One of those flaws is its mood swings between wackiness and solemnity, the former of which sometimes recalls Looney Tunes larks and the latter providing the only instances in which the radiant Biel struggles. Easy Virtue is actually the second film adaptation of Coward’s play, and it couldn’t be more different from the first: a silent 1928 offering from Alfred Hitchcock that posed the story as a thriller. In Elliott’s version, co-scripted by freshman Sheridan Jobbins, the mystery remains, but it’s played as more of a footnote to the central clash-with-the-in-laws comedy.
Biel plays Larita, a blond, bobbed American who’s made headlines for being the world’s first female racecar driver. After one race she locks eyes with John Whittaker (Ben Barnes)—in an opening sepia-toned sequence that’s wonderfully old-tymey until Elliott cheesily slow-mo’s the couple’s glance—and soon the young Brit is writing to his upper-crust family that he’s married, in their words, “that floozy.” John brings Larita home to meet the parents (Kristin Scott Thomas and Colin Firth) and his sisters, Hilda and Marion (Kimberley Nixon and Katherine Parkinson), as well as the lifelong friend who had been his intended, Sarah (Charlotte Riley).
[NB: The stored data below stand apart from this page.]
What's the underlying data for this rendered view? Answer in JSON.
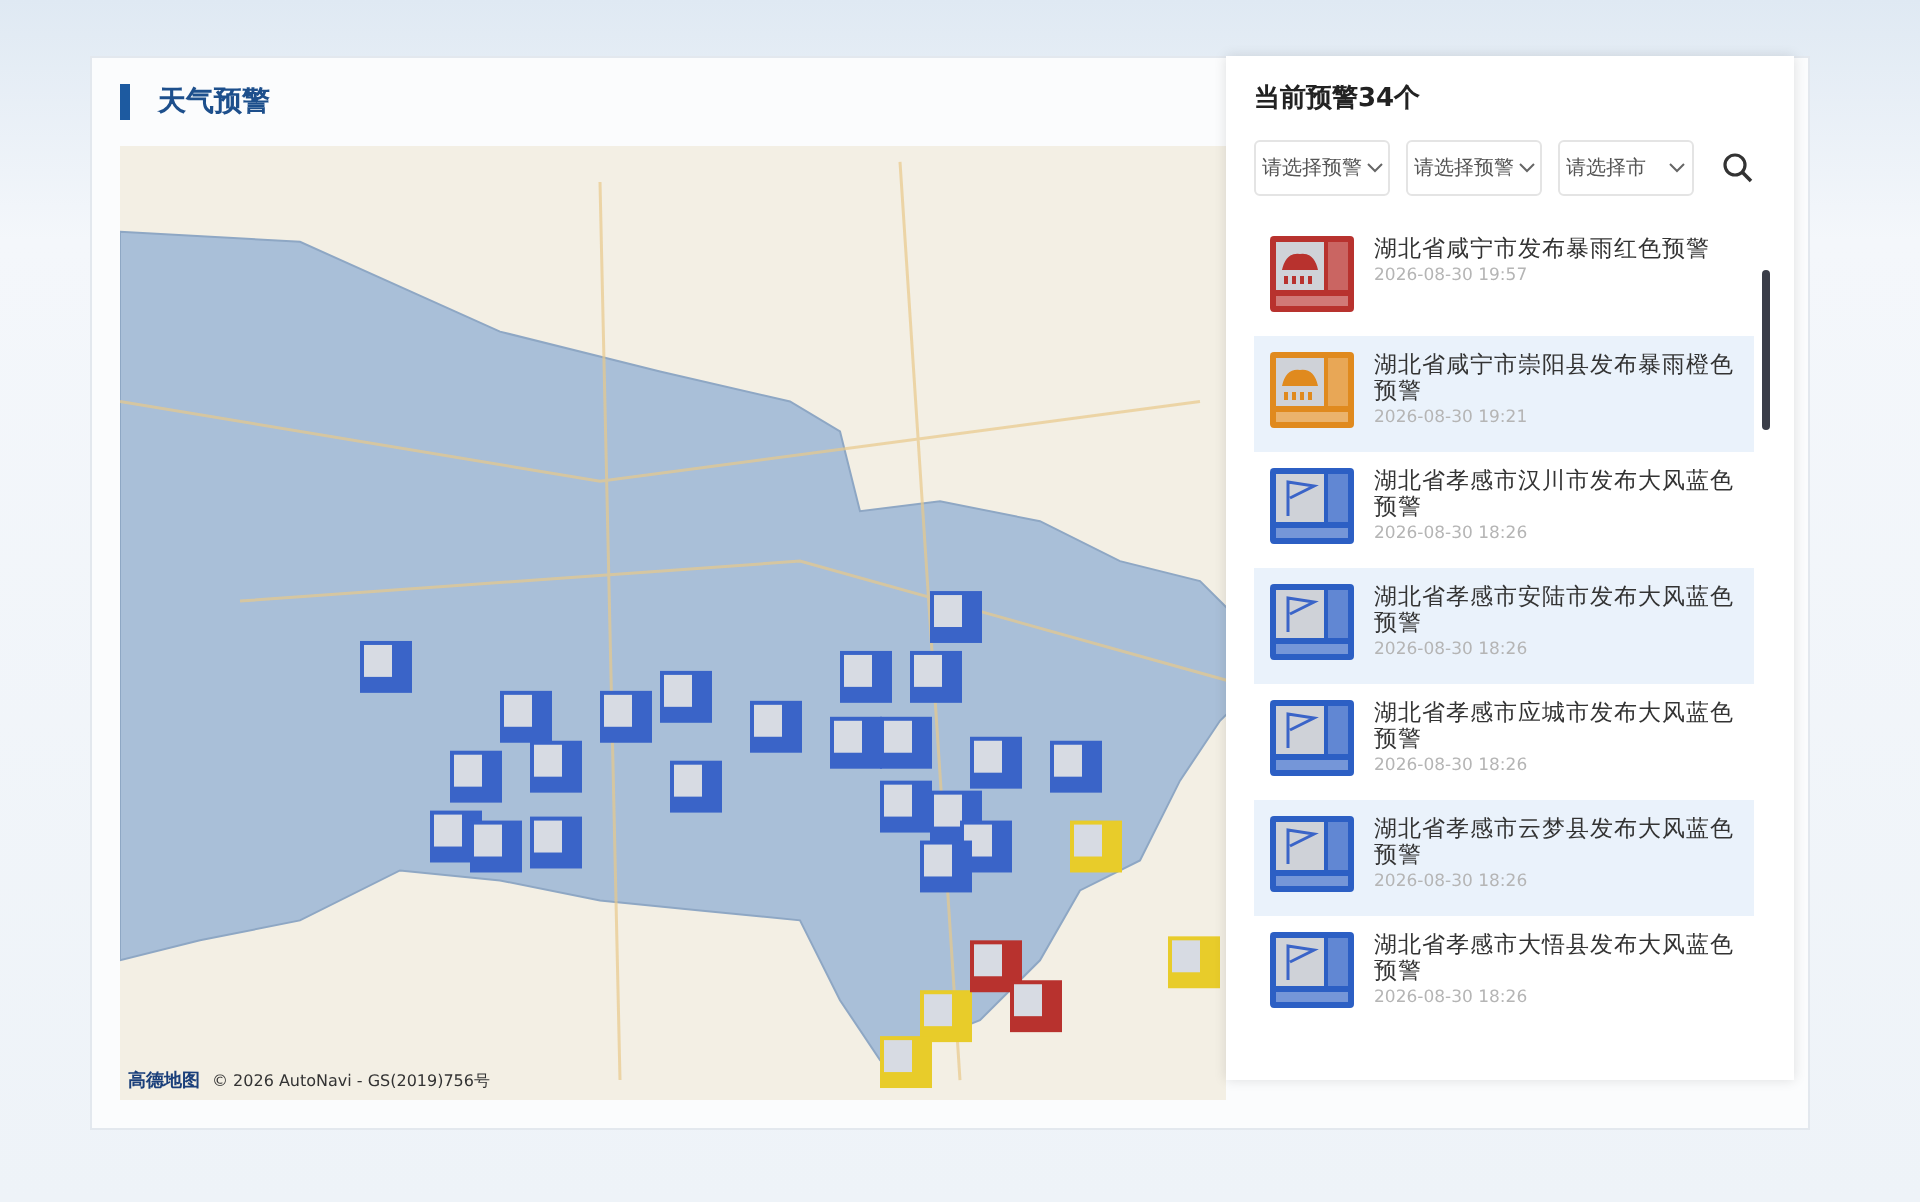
{
  "title": "天气预警",
  "map": {
    "attribution": "© 2026 AutoNavi - GS(2019)756号",
    "provider": "高德地图"
  },
  "panel": {
    "heading": "当前预警34个",
    "filters": [
      {
        "placeholder": "请选择预警"
      },
      {
        "placeholder": "请选择预警"
      },
      {
        "placeholder": "请选择市"
      }
    ],
    "alerts": [
      {
        "kind": "rain",
        "color": "#b8322e",
        "title": "湖北省咸宁市发布暴雨红色预警",
        "time": "2026-08-30 19:57"
      },
      {
        "kind": "rain",
        "color": "#e08a1e",
        "title": "湖北省咸宁市崇阳县发布暴雨橙色预警",
        "time": "2026-08-30 19:21"
      },
      {
        "kind": "gale",
        "color": "#2c5fc4",
        "title": "湖北省孝感市汉川市发布大风蓝色预警",
        "time": "2026-08-30 18:26"
      },
      {
        "kind": "gale",
        "color": "#2c5fc4",
        "title": "湖北省孝感市安陆市发布大风蓝色预警",
        "time": "2026-08-30 18:26"
      },
      {
        "kind": "gale",
        "color": "#2c5fc4",
        "title": "湖北省孝感市应城市发布大风蓝色预警",
        "time": "2026-08-30 18:26"
      },
      {
        "kind": "gale",
        "color": "#2c5fc4",
        "title": "湖北省孝感市云梦县发布大风蓝色预警",
        "time": "2026-08-30 18:26"
      },
      {
        "kind": "gale",
        "color": "#2c5fc4",
        "title": "湖北省孝感市大悟县发布大风蓝色预警",
        "time": "2026-08-30 18:26"
      }
    ]
  }
}
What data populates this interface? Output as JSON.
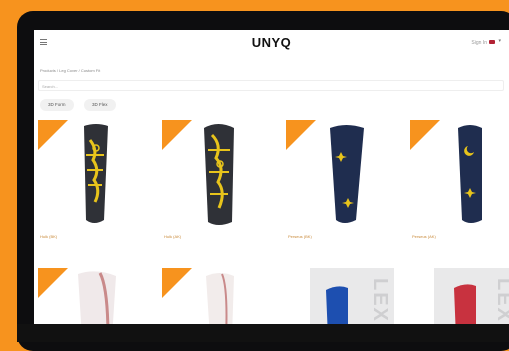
{
  "header": {
    "brand": "UNYQ",
    "signin": "Sign In",
    "menu_icon": "hamburger-icon",
    "flag_icon": "us-flag-icon",
    "chevron_icon": "chevron-down-icon"
  },
  "breadcrumb": "Products / Leg Cover / Custom Fit",
  "search": {
    "placeholder": "Search..."
  },
  "filters": [
    "3D Form",
    "3D Flex"
  ],
  "badge_label": "New",
  "products": [
    {
      "label": "Hulk (BK)"
    },
    {
      "label": "Hulk (AK)"
    },
    {
      "label": "Perseus (BK)"
    },
    {
      "label": "Perseus (AK)"
    }
  ],
  "colors": {
    "accent": "#f7931e",
    "dark_cover": "#2f3137",
    "gold": "#e8c41b",
    "navy": "#1f2d4f"
  }
}
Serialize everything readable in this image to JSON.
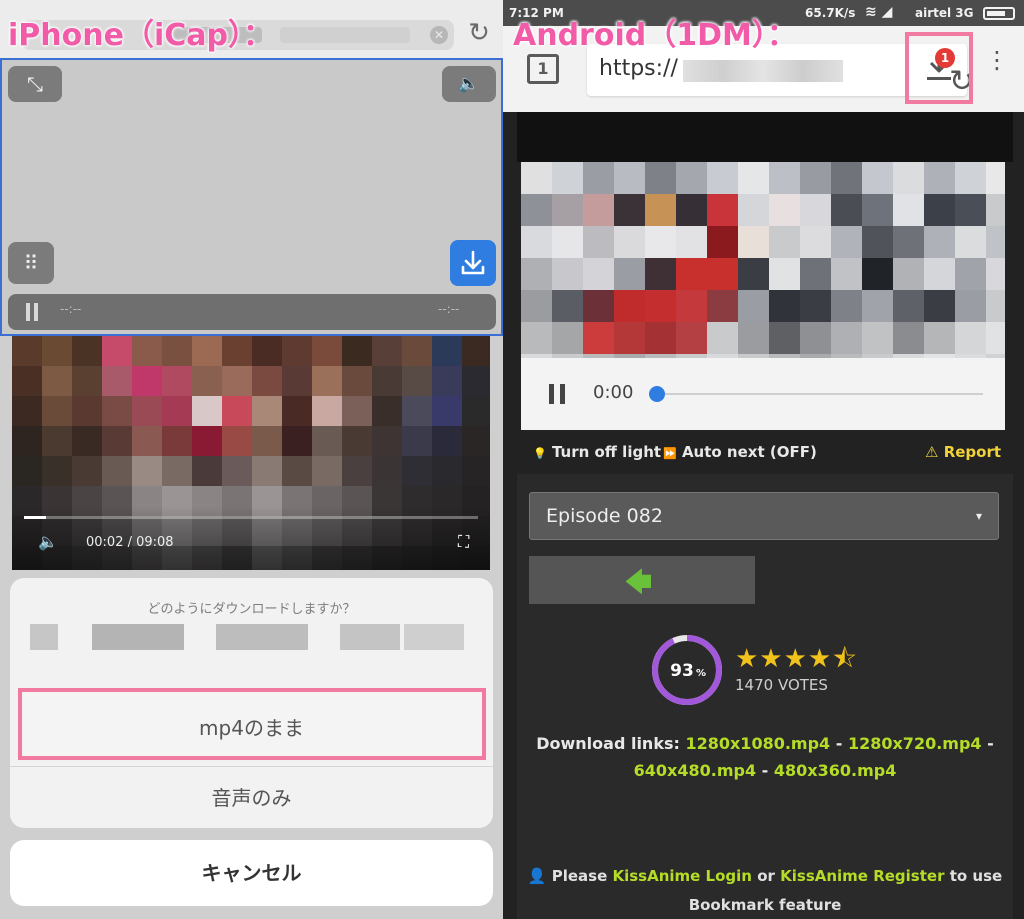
{
  "captions": {
    "left": "iPhone（iCap）：",
    "right": "Android（1DM）："
  },
  "iphone": {
    "browser": {
      "reload_glyph": "↻",
      "clear_glyph": "✕"
    },
    "player": {
      "expand_glyph": "⤡",
      "volume_glyph": "🔈",
      "grid_glyph": "⠿",
      "time_current": "--:--",
      "time_total": "--:--"
    },
    "video": {
      "time": "00:02  /  09:08",
      "volume_glyph": "🔈",
      "fullscreen_glyph": "⛶",
      "mosaic": [
        "#5a3a2a",
        "#6b4a34",
        "#4a3224",
        "#c64a6a",
        "#8a5a4a",
        "#7a5040",
        "#9c6a52",
        "#6a4030",
        "#4a2c24",
        "#5e3a30",
        "#7a4a3a",
        "#3a2a20",
        "#584038",
        "#6a4a3a",
        "#2c3a5a",
        "#3a2a22",
        "#4a3024",
        "#7c5a44",
        "#5a4030",
        "#a85a6a",
        "#c0386a",
        "#b04a60",
        "#8a6050",
        "#9a6a5a",
        "#7a4a40",
        "#5a3a34",
        "#9a705a",
        "#6a4a3c",
        "#4a3a36",
        "#584a44",
        "#3a3a5a",
        "#2a2a30",
        "#3c2a22",
        "#6a4a38",
        "#5a3a30",
        "#7a4a44",
        "#9a4a54",
        "#a43a54",
        "#d8c8c8",
        "#c84a5a",
        "#aa8878",
        "#4a2a24",
        "#c8a8a0",
        "#7a6058",
        "#3a2e2a",
        "#4a4a5a",
        "#3a3a6a",
        "#2a2a2a",
        "#2e2420",
        "#4a3a30",
        "#3a2a24",
        "#5a3a34",
        "#8a5a52",
        "#7a3a3a",
        "#8a1a34",
        "#9a4a44",
        "#7a5a4a",
        "#3a2020",
        "#6a5a54",
        "#4a3a34",
        "#3e3434",
        "#3a3a4a",
        "#2a2a3a",
        "#2a2626",
        "#2a2622",
        "#3a302a",
        "#4a3a34",
        "#6a5a54",
        "#9a8a84",
        "#7a6a64",
        "#4a3a3a",
        "#6a5a5a",
        "#8a7a74",
        "#5a4a44",
        "#7a6a64",
        "#4a4040",
        "#3a3434",
        "#2e2e34",
        "#2a2a2e",
        "#262424",
        "#2a2828",
        "#3a3434",
        "#4a4444",
        "#5a5454",
        "#8a8484",
        "#9a9494",
        "#8a8484",
        "#7a7474",
        "#9a9494",
        "#7a7474",
        "#6a6464",
        "#5a5454",
        "#3a3636",
        "#2e2c2c",
        "#2a2828",
        "#242222",
        "#262424",
        "#2e2c2c",
        "#3a3838",
        "#4a4848",
        "#6a6868",
        "#7a7878",
        "#6a6868",
        "#5a5858",
        "#7a7878",
        "#6a6868",
        "#5a5858",
        "#4a4848",
        "#3a3838",
        "#2e2c2c",
        "#262424",
        "#222020",
        "#242222",
        "#2a2828",
        "#323030",
        "#3a3838",
        "#4a4848",
        "#5a5858",
        "#4a4848",
        "#3a3838",
        "#5a5858",
        "#4a4848",
        "#3a3838",
        "#323030",
        "#2a2828",
        "#262424",
        "#222020",
        "#201e1e"
      ]
    },
    "sheet": {
      "question": "どのようにダウンロードしますか？",
      "option_mp4": "mp4のまま",
      "option_audio": "音声のみ",
      "cancel": "キャンセル"
    }
  },
  "android": {
    "status": {
      "time": "7:12 PM",
      "speed": "65.7K/s",
      "signal_glyph": "≋ ◢",
      "carrier": "airtel 3G"
    },
    "browser": {
      "tab_count": "1",
      "url": "https://",
      "reload_glyph": "↻",
      "download_badge": "1",
      "more_glyph": "⋮"
    },
    "video": {
      "time": "0:00",
      "mosaic": [
        "#e0e0e0",
        "#cfd2d6",
        "#9a9ea4",
        "#b8bcc2",
        "#7e8288",
        "#a4a8ae",
        "#c8ccd2",
        "#e4e6e8",
        "#bcc0c6",
        "#989ca2",
        "#70747a",
        "#c4c8ce",
        "#dadcde",
        "#aeb2b8",
        "#cfd2d6",
        "#e8e8e8",
        "#8e9298",
        "#a6a0a4",
        "#c49c9c",
        "#3a3236",
        "#c69256",
        "#363036",
        "#c8343a",
        "#d4d6da",
        "#e8e0e0",
        "#d8d8dc",
        "#4a4e54",
        "#6e727a",
        "#e0e2e6",
        "#3c4048",
        "#4a4e56",
        "#c8cacc",
        "#d8dade",
        "#e6e6e8",
        "#bcbcc0",
        "#dadadc",
        "#e8e8ea",
        "#e2e2e4",
        "#8a1a1e",
        "#e8e0d8",
        "#c8cacc",
        "#dcdcde",
        "#b0b4ba",
        "#50545a",
        "#6e7278",
        "#aeb2b8",
        "#dadcde",
        "#bfc2c6",
        "#aeb0b4",
        "#c8c8cc",
        "#d4d4d8",
        "#9a9ea4",
        "#3e3034",
        "#c8302e",
        "#c8302e",
        "#3a3e44",
        "#e0e2e4",
        "#6e7278",
        "#c0c2c6",
        "#202428",
        "#b0b2b6",
        "#d4d6da",
        "#a0a4aa",
        "#d8d8dc",
        "#9a9ca0",
        "#5a5e64",
        "#6c3038",
        "#c02c2c",
        "#c42e2e",
        "#c43a3c",
        "#8a3c40",
        "#9a9ea4",
        "#30343a",
        "#3a3e44",
        "#7e8288",
        "#a0a4aa",
        "#5e6268",
        "#3a3e44",
        "#9a9ea4",
        "#c8cacc",
        "#b8babc",
        "#a4a6a8",
        "#cc3c3c",
        "#b43838",
        "#a43234",
        "#b44044",
        "#c8cacc",
        "#9a9ca0",
        "#5e6064",
        "#8e9094",
        "#aeb0b4",
        "#c0c2c4",
        "#8a8c90",
        "#b4b6b8",
        "#d4d6d8",
        "#e0e2e4",
        "#d8dadc",
        "#c8cacc",
        "#b8babc",
        "#a8aaac",
        "#b8babc",
        "#c8cacc",
        "#d8dadc",
        "#c8cacc",
        "#b8babc",
        "#a8aaac",
        "#b8babc",
        "#c8cacc",
        "#d8dadc",
        "#e2e4e6",
        "#dadcde",
        "#d0d2d4"
      ]
    },
    "tools": {
      "light": "Turn off light",
      "light_glyph": "💡",
      "autonext": "Auto next (OFF)",
      "autonext_glyph": "⏩",
      "report": "Report",
      "report_glyph": "⚠"
    },
    "episode_select": {
      "value": "Episode 082",
      "caret": "▾"
    },
    "back_arrow": "🡄",
    "rating": {
      "percent_value": 93,
      "percent_label": "93",
      "percent_sign": "%",
      "stars": "★★★★⯪",
      "stars_value": 4.5,
      "votes": "1470 VOTES"
    },
    "download": {
      "prefix": "Download links: ",
      "links": [
        "1280x1080.mp4",
        "1280x720.mp4",
        "640x480.mp4",
        "480x360.mp4"
      ],
      "sep": " - "
    },
    "bookmark": {
      "pin_glyph": "👤",
      "please": " Please ",
      "login": "KissAnime Login",
      "or": " or ",
      "register": "KissAnime Register",
      "tail": " to use",
      "line2": "Bookmark feature"
    },
    "colors": {
      "accent_blue": "#2f7de1",
      "link_green": "#b5dd27",
      "report_yellow": "#f1d23b",
      "highlight_pink": "#f07aa0",
      "rating_purple": "#a259d9"
    }
  }
}
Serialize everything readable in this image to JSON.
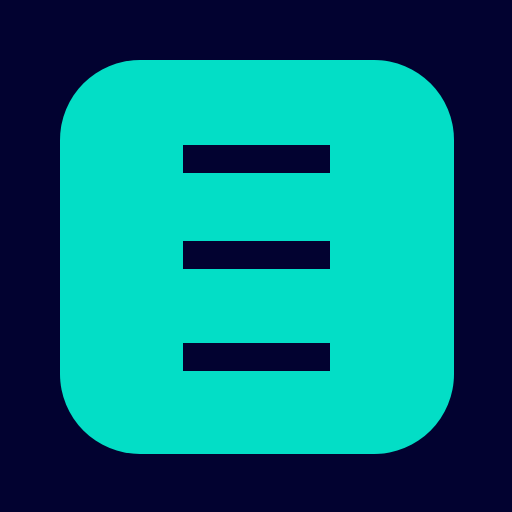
{
  "app": {
    "icon": "hamburger-menu-icon",
    "colors": {
      "background": "#020230",
      "tile": "#03dec6",
      "bars": "#020230"
    }
  }
}
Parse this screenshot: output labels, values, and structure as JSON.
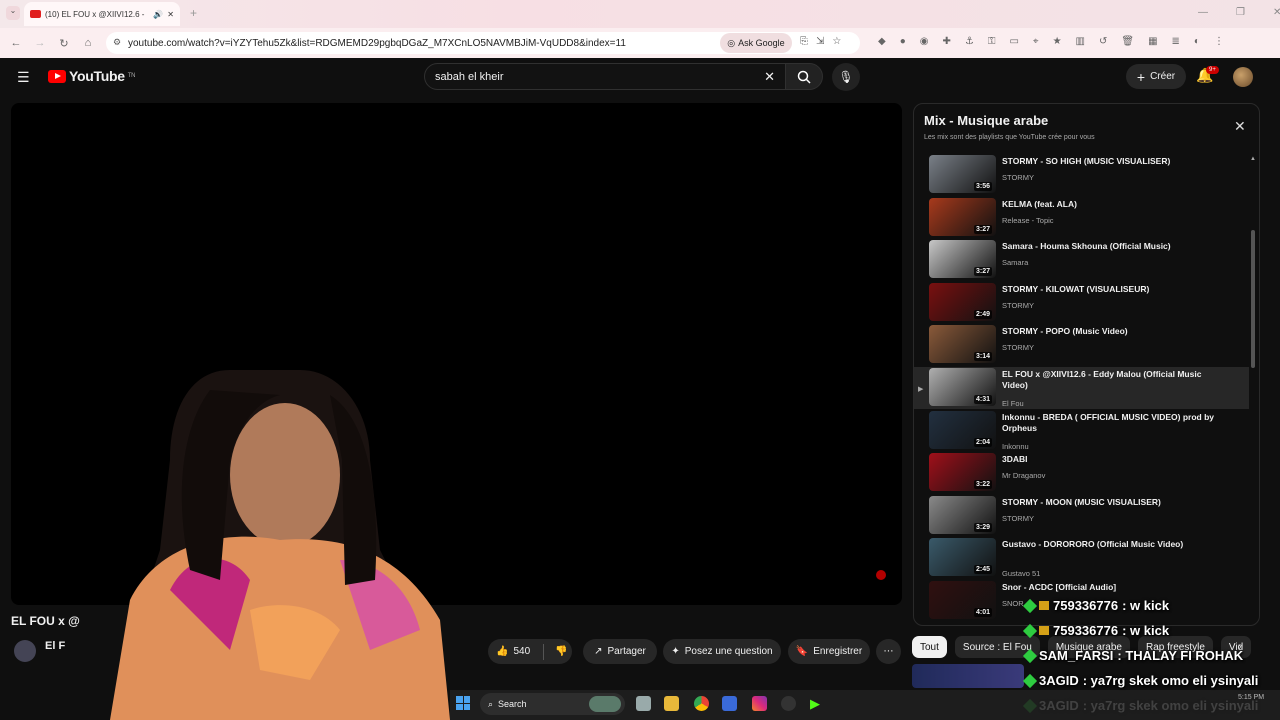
{
  "browser": {
    "tab_title": "(10) EL FOU x @XIIVI12.6 -",
    "url": "youtube.com/watch?v=iYZYTehu5Zk&list=RDGMEMD29pgbqDGaZ_M7XCnLO5NAVMBJiM-VqUDD8&index=11",
    "ask_google": "Ask Google"
  },
  "header": {
    "logo": "YouTube",
    "logo_sup": "TN",
    "search_value": "sabah el kheir",
    "create": "Créer",
    "notif_count": "9+"
  },
  "video": {
    "title_partial": "EL FOU x @",
    "channel_partial": "El F",
    "likes": "540",
    "share": "Partager",
    "ask": "Posez une question",
    "save": "Enregistrer"
  },
  "playlist": {
    "title": "Mix - Musique arabe",
    "subtitle": "Les mix sont des playlists que YouTube crée pour vous",
    "items": [
      {
        "title": "STORMY - SO HIGH (MUSIC VISUALISER)",
        "channel": "STORMY",
        "duration": "3:56",
        "color": "#7a8088"
      },
      {
        "title": "KELMA (feat. ALA)",
        "channel": "Release - Topic",
        "duration": "3:27",
        "color": "#a83a1c"
      },
      {
        "title": "Samara - Houma Skhouna (Official Music)",
        "channel": "Samara",
        "duration": "3:27",
        "color": "#c8c8c8"
      },
      {
        "title": "STORMY - KILOWAT (VISUALISEUR)",
        "channel": "STORMY",
        "duration": "2:49",
        "color": "#7a1010"
      },
      {
        "title": "STORMY - POPO (Music Video)",
        "channel": "STORMY",
        "duration": "3:14",
        "color": "#8a5a3a"
      },
      {
        "title": "EL FOU x @XIIVI12.6 - Eddy Malou (Official Music Video)",
        "channel": "El Fou",
        "duration": "4:31",
        "color": "#b0b0b0",
        "active": true
      },
      {
        "title": "Inkonnu - BREDA ( OFFICIAL MUSIC VIDEO) prod by Orpheus",
        "channel": "Inkonnu",
        "duration": "2:04",
        "color": "#223040"
      },
      {
        "title": "3DABI",
        "channel": "Mr Draganov",
        "duration": "3:22",
        "color": "#a0101a"
      },
      {
        "title": "STORMY - MOON (MUSIC VISUALISER)",
        "channel": "STORMY",
        "duration": "3:29",
        "color": "#8a8a8a"
      },
      {
        "title": "Gustavo - DORORORO (Official Music Video)",
        "channel": "Gustavo 51",
        "duration": "2:45",
        "color": "#3a5a6a"
      },
      {
        "title": "Snor - ACDC [Official Audio]",
        "channel": "SNOR",
        "duration": "4:01",
        "color": "#301010"
      }
    ]
  },
  "chips": [
    "Tout",
    "Source : El Fou",
    "Musique arabe",
    "Rap freestyle",
    "Vid"
  ],
  "chat": [
    {
      "user": "759336776",
      "msg": ": w kick"
    },
    {
      "user": "759336776",
      "msg": ": w kick"
    },
    {
      "user": "SAM_FARSI",
      "msg": ": THALAY FI ROHAK"
    },
    {
      "user": "3AGID",
      "msg": ": ya7rg skek omo eli ysinyali"
    },
    {
      "user": "3AGID",
      "msg": ": ya7rg skek omo eli ysinyali"
    }
  ],
  "taskbar": {
    "search": "Search",
    "time": "5:15 PM"
  }
}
Initially, all but Mum are entranced by Larita. “You look so expensive!” Hilda accurately exclaims. But the first Mrs. Whittaker is not amused for a number of reasons, continually knocking off points over everything from Larita being a Yank to what she regards as a ridiculous allergy to pollen. Larita tries to play along but is increasingly bored and eager to get John back to city life. Regardless of her daughter-in-law’s efforts, Mrs. Whittaker keeps clucking. John’s father, however—a haunted war veteran who, like Larita, tries to make the ennui tolerable with quips and increasing detachment—sees a kindred soul. Even when the new girl’s novelty wears off for the rest of the family once the aforementioned dirty laundry is aired, he remains on her side.
You may not believe in the romance between Larita and the very dull John, but anyone amused by words such as “codswallop,” snappy repartee, and the songbook of Cole Porter will consider Easy Virtue a pleasure from start to finish. Elliott stylizes the film beyond period finery, with distorted reflections caught in spoons and 8-balls, long, lustful tracking shots of John’s gleaming Frazer Nash BMW, and farcical staging. Touches of modernity, too, occasionally sneak in—have you ever wondered how Tom Jones’ “Sex Bomb” would sound Gershwin-style?
When the high jinks turn to more serious matters, the film is a bit more wobbly but is still affecting in its reflection of fish-out-of-water loneliness. The characters who ultimately ride off into the night may not be the ones you’re expecting, but their sprint for freedom is palpable—and, of course, quite chic.